Do not attempt to enable undocumented MMIO or physical-memory access tools merely to force a temperature readout. IBHE intentionally avoids that approach for public use.

The estimated values look implausible​

Check whether external software is controlling fan speed, power, or voltage. Manual fixed fan speeds, custom fan curves, liquid cooling, and zero-RPM behavior can reduce the usefulness of the model.
For a clean comparison:
  1. Restore the graphics card to its normal/default operating profile.
  2. Close competing fan-control tools.
  3. Select Reset model in IBHE.
  4. Repeat a full idle-to-load-to-cooldown recording.
Resetting the model removes IBHE’s collected trend data; it does not change GPU settings, firmware, drivers, or hardware.
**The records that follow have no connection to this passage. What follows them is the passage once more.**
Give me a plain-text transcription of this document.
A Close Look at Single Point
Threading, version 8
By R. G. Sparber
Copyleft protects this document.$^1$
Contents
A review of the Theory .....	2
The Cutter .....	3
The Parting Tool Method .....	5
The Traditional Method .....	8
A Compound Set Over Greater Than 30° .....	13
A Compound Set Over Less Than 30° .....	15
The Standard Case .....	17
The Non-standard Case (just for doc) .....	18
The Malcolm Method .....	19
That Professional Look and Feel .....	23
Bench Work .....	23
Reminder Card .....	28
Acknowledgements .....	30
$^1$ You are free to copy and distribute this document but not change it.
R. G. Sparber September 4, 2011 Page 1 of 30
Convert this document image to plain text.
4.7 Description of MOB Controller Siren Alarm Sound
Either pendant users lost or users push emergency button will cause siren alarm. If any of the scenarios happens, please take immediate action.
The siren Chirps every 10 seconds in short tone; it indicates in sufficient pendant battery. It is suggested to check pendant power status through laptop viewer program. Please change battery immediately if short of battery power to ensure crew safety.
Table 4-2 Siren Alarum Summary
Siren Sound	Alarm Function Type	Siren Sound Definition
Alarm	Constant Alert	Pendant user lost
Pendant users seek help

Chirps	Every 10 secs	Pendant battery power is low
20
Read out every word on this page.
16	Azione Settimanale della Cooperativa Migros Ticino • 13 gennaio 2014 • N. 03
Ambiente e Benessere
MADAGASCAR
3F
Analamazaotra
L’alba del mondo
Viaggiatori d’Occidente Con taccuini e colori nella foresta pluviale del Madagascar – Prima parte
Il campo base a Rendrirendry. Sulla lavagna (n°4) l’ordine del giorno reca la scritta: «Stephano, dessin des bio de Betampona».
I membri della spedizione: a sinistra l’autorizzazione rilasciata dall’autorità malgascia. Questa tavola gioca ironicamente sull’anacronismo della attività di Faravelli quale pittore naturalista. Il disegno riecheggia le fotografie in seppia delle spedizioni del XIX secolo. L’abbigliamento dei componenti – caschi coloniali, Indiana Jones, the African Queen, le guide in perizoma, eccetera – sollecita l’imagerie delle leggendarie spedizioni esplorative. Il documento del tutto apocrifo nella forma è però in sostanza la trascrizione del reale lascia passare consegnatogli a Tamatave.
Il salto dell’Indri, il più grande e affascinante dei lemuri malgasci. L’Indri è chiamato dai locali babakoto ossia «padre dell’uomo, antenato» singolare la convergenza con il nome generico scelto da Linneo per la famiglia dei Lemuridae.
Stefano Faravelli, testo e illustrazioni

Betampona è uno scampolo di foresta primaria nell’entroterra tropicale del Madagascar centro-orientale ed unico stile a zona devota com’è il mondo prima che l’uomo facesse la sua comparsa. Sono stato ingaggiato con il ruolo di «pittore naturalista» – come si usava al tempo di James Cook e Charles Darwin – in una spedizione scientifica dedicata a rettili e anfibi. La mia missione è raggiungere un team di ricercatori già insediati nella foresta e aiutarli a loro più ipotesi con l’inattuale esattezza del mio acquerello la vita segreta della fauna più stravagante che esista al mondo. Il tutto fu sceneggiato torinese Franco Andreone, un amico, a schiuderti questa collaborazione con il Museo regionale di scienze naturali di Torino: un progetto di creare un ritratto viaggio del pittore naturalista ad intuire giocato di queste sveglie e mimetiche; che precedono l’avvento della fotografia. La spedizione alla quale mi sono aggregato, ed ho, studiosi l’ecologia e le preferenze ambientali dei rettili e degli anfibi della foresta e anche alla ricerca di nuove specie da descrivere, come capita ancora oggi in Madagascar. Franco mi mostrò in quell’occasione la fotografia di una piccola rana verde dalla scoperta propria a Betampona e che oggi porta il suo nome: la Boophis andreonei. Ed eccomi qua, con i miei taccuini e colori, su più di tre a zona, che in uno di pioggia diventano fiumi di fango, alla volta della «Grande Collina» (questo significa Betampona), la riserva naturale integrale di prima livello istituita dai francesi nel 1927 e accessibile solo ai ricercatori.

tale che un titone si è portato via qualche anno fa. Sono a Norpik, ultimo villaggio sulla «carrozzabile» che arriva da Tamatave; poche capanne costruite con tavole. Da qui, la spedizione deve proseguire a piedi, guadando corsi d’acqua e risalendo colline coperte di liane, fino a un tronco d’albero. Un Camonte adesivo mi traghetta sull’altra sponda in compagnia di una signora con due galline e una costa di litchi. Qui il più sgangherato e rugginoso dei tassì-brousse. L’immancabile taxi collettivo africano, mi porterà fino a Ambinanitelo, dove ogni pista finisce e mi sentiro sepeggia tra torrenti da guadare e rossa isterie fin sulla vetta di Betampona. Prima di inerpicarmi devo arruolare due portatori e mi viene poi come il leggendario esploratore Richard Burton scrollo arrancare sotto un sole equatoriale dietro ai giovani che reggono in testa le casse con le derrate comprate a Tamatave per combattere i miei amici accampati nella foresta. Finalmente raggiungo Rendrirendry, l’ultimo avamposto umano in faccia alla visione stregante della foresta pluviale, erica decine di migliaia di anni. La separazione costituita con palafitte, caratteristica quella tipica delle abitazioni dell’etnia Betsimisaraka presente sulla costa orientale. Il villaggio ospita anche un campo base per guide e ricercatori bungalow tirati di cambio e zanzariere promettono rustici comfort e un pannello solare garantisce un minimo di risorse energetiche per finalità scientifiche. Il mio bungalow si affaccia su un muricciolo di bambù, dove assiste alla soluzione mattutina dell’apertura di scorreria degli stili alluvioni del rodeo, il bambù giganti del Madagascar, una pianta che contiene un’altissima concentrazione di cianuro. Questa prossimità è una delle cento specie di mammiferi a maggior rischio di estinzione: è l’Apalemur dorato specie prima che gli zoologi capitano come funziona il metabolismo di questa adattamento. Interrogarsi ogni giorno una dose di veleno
The lower IBHE controls are hidden behind the taskbar​

This was reported with high Windows display scaling on high-resolution displays. The issue was addressed in the revised IBHE 2.1 release published July 17, 2026.
First, download the current IBHE 2.1 package again from the publisher and replace the older program files.
If the window is still too tall:
  • In Windows 11, open Settings > System > Display > Scale.
  • In Windows 10, open Settings > System > Display > Scale and layout.
  • Temporarily choose a lower scaling value, reopen IBHE, and check whether the overlay and logging controls are visible.
Restore your preferred scaling after testing. This is a display workaround, not a GPU fix.

The GPU runs hot in every tool​

Confirm the issue outside IBHE before considering a hardware change:
  1. Restore default GPU tuning and fan settings.
  2. Check that all card fans spin under load.
  3. Remove dust from intake filters, heatsink fins, and case vents.
  4. Verify that case airflow has not been obstructed by a new panel, cable arrangement, or front-mounted radiator.
  5. Repeat the same workload with the case closed and then, briefly, with the side panel removed.
If temperatures improve markedly with the side panel removed, investigate case airflow rather than replacing the GPU’s thermal interface material. If the card throttles, crashes, shows artifacts, or repeatedly reaches abnormal temperatures under default settings, stop sustained stress testing and contact the card manufacturer or system builder for warranty guidance.